Eyelid allergies, also known as contact eye allergies, are basically an allergic inflammation of the skin on the eyelid.  Eyelid allergies are caused by direct contact with some sort of allergen.  The most common allergen that causes eyelid allergies is cosmetics, although a number of common ointments like Neosporin or contact lens solutions can also cause a breakout on the eyelids.  Contact lens solutions that contain thimerosal are especially suspect when it comes to causing eyelid allergies.

Like other types of allergies, an eyelid allergy is essentially the overreaction of the body’s immune system to something in the environment.  If your allergy is seasonal, then your doctor will likely provide a cell stabilizer.  This will help relieve your symptoms during allergy season.  You’ll have to start taking the medication either right before or soon after your symptoms begin.  Once you’ve been diagnosed with this type of seasonal allergy, it’s pretty easy to predict when you’ll start to suffer from allergies again.

Symptoms of eyelid allergies are very similar to poison ivy, although they only appear on the eyelids.  They usually don’t show up until a day or two after the skin was exposed to the allergen.  Eyelid allergies basically look like tiny red blisters on the eyelids.  They are usually very itchy, and the itchiness can even spread to the eye itself, which can become itchy and watery.  The easiest way to get rid of these symptoms is to stop using whatever product caused the breakout in the first place, but sometimes it can be difficult to determine exactly what is causing it. 
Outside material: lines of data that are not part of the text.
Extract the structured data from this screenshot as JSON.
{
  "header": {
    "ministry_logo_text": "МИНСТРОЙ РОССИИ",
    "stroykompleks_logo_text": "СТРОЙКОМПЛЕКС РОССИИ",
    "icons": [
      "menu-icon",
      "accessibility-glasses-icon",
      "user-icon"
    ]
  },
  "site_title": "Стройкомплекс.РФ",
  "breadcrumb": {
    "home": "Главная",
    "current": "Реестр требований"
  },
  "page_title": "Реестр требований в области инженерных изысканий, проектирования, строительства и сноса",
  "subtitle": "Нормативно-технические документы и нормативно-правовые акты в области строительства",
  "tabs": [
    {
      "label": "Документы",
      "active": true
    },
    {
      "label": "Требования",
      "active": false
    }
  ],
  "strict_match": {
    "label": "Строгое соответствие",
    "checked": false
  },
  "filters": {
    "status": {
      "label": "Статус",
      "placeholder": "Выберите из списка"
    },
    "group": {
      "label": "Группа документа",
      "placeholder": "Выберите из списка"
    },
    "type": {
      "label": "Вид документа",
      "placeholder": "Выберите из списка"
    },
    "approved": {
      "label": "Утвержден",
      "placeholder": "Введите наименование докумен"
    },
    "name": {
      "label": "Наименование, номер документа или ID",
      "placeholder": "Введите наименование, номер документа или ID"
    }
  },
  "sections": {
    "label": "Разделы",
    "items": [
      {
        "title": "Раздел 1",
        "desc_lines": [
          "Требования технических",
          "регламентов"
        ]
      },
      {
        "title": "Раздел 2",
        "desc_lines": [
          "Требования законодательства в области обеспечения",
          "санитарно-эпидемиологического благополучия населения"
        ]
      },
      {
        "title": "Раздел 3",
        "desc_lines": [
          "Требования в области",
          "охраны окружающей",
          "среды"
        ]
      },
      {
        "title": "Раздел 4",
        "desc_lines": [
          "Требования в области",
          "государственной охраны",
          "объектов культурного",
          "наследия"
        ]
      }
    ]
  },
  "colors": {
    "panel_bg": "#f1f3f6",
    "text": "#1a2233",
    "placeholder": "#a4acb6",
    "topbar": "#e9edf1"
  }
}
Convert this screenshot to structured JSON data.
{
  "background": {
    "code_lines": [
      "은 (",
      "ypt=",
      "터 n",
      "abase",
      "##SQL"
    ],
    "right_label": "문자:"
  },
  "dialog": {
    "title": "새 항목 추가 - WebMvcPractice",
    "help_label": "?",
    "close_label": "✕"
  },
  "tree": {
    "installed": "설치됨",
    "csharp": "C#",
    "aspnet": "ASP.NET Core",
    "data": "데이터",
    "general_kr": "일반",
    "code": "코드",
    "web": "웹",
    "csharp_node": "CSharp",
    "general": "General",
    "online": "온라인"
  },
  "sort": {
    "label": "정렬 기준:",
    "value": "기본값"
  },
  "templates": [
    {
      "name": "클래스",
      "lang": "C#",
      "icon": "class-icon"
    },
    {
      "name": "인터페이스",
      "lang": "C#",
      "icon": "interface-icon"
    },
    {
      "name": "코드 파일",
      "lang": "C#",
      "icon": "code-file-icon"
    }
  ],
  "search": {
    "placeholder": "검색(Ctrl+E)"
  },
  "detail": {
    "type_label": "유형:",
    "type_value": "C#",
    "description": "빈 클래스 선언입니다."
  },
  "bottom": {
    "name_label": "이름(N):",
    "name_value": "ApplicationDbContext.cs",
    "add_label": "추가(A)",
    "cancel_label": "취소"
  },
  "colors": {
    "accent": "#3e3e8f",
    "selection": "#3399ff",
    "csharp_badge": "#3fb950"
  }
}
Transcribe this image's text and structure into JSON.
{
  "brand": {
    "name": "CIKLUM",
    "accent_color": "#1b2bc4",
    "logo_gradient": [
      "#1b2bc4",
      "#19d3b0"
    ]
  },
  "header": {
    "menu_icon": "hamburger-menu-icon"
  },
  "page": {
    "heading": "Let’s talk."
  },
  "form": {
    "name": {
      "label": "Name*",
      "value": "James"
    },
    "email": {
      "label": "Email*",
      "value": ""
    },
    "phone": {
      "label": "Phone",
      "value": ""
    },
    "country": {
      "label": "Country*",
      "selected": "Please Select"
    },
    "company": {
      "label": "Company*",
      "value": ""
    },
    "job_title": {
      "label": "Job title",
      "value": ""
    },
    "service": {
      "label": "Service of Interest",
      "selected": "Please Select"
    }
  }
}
If your contact lens solution is the culprit, then you may want to switch to hypoallergenic contact lenses.  Your eye doctor will also be able to recommend a contact lens solution that is also easier on your eyes.  If the breakout is severe, then your doctor may prescribe a corticosteroid cream to help relieve your symptoms.  Another good solution for relieving eyelid allergies is a cool compress.  This will help cool down the skin while it tries to repair itself.  Doctors may also recommend artificial tears to help flush the remaining allergen out of the eyes.


In some cases, contact lenses may actually cause eyelid allergies.  It’s not always necessary to discontinue use of contact lenses in this case, although it may be necessary in very severe cases.  Before you resort to stopping the use of all contact lenses, there are a few things you can try.  Sometimes simply decreasing the amount of time you spend wearing your contact lenses is enough to cut back on your eyelid breakouts.  Another option is changing your habits of cleaning the lenses.  Sometimes extra deep cleaning can help out.  You also may find relief by switching to disposable contact lenses.  Disposable lenses come in a wide variety of choices, including some that can be thrown out after just one day.  The only downside to disposable contact lenses is that they can be rather expensive.